The arrangements are much newer than in England and Wales and while they have the policy in place to take Category 2 offenders, they do not yet do so. It is anticipated that Category 2 offenders will not be under Scottish MAPPA until after 2009.

On 31 March 2009, there were a total of 2967 registered sex offenders (RSOs) resident in Scotland's communities (equating to 57.4 RSOs per 100,000 of the Scottish population), which whilst generally consistent with the previous year’s figures indicates a slight decrease from 31 March 2008, when the recorded figure was 3131.

===Northern Ireland===
The Multi-Agency Sex Offender Risk Assessment and Management (MASRAM) Arrangements were used in Northern Ireland.
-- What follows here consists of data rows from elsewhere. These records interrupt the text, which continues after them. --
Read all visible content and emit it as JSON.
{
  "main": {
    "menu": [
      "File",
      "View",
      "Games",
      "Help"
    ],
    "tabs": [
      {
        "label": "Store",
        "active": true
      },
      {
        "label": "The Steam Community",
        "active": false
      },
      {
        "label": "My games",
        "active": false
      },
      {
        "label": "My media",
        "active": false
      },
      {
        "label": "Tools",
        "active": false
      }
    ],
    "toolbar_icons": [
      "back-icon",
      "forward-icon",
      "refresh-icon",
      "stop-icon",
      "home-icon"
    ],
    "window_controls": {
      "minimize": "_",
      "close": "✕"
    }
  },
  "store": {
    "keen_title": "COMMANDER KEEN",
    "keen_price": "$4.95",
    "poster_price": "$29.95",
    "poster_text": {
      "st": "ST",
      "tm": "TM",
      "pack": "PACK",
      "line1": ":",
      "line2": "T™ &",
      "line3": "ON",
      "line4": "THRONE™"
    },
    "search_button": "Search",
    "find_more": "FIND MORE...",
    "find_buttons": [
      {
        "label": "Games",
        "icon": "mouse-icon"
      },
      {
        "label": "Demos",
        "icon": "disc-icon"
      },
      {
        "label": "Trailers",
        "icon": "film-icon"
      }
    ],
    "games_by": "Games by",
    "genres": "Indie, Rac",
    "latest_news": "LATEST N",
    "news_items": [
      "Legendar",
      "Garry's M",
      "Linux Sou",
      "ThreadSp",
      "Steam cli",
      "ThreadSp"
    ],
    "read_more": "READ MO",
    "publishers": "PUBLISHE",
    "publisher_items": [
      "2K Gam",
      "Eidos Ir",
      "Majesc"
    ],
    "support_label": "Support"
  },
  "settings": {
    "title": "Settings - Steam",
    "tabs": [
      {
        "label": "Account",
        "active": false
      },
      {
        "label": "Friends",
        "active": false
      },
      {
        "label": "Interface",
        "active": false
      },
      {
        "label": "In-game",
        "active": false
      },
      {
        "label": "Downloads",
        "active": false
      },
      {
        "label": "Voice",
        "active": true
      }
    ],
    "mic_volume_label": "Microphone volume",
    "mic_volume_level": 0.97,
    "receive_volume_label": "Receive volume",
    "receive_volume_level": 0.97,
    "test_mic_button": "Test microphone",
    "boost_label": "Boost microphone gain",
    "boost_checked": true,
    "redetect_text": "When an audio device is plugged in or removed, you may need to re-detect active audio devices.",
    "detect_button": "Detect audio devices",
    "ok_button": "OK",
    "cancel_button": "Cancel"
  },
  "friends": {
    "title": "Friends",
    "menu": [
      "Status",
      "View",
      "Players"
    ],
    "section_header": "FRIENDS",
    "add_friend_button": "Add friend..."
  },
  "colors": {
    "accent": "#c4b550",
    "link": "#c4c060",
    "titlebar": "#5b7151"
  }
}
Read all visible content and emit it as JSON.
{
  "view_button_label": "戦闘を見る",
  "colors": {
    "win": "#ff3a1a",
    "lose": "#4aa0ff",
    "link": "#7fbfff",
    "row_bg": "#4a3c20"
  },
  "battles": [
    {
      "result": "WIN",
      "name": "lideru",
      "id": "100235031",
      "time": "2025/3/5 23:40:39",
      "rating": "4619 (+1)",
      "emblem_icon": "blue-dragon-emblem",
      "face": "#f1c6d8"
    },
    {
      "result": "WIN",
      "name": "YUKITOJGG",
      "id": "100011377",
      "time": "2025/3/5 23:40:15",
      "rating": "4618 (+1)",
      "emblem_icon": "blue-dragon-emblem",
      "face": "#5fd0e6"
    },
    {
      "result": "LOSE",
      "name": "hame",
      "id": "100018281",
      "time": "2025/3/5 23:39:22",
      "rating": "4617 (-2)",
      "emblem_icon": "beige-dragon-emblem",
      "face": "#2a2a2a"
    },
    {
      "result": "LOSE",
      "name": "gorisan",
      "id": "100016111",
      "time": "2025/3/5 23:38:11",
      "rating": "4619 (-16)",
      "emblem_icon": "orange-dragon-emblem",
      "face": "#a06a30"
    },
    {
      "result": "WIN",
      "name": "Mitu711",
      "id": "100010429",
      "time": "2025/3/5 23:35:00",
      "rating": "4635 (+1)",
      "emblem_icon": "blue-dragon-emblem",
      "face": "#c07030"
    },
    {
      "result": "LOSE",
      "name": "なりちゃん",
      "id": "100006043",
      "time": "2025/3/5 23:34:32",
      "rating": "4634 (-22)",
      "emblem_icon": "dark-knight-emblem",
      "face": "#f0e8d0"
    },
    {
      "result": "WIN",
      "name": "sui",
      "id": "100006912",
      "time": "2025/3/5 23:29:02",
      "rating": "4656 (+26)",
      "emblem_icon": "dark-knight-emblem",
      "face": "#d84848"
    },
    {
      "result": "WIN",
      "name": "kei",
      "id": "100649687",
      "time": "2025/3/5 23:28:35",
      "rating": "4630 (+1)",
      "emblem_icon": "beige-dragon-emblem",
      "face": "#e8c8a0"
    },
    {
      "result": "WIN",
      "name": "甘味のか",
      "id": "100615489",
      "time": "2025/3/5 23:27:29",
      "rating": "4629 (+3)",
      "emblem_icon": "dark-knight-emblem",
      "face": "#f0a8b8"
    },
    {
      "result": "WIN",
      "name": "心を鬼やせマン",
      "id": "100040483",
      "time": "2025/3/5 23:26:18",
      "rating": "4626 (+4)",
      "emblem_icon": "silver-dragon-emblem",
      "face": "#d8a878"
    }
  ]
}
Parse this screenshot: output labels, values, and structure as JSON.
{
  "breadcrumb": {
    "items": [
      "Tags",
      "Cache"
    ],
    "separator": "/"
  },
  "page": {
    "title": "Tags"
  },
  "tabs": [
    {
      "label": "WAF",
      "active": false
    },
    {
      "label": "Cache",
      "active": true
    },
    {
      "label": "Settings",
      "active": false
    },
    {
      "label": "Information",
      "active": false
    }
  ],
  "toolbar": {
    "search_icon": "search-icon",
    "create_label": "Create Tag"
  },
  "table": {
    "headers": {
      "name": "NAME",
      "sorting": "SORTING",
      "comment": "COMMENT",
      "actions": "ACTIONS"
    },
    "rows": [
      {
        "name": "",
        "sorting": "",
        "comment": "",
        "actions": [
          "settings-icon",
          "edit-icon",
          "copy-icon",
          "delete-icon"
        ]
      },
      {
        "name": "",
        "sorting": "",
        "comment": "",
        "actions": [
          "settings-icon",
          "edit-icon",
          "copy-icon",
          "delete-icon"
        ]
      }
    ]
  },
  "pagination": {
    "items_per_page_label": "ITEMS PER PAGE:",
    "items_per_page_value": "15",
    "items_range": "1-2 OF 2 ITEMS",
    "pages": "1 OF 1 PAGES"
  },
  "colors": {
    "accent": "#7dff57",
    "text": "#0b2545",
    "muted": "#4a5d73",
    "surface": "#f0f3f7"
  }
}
They were originally launched on 1 September 2001, but not to the same statutory footing as MAPPA in England and Wales. Following an inspection by Criminal Justice Inspection NI and a review of the circumstances around the re-offending by Trevor Hamilton and the death of Attracta Harron, it was announced that the MASRAM arrangements would be placed on a statutory footing and based on the MAPPA in England and Wales with the view to extend MASRAM to also cover what MAPPA calls Category 2 and 3.

Following the Criminal Justice (NI) Order 2008, from October 6, 2008, the MASRAM arrangements were placed on a statutory footing under a new name of the Public Protection Arrangements Northern Ireland (PPANI). PPANI is very similar to the England and Wales MAPPA with the only minor differences being that certain names are different. For instance, for what the England and Wales MAPPA calls a Multi-Agency Public Protection (MAPP) meeting, PPANI calls it a Local Area Public Protection Panel (LAPPP). Unlike MAPPA in Scotland, PPANI also has in place two members of the public as Lay Members on their Senior Management Boards.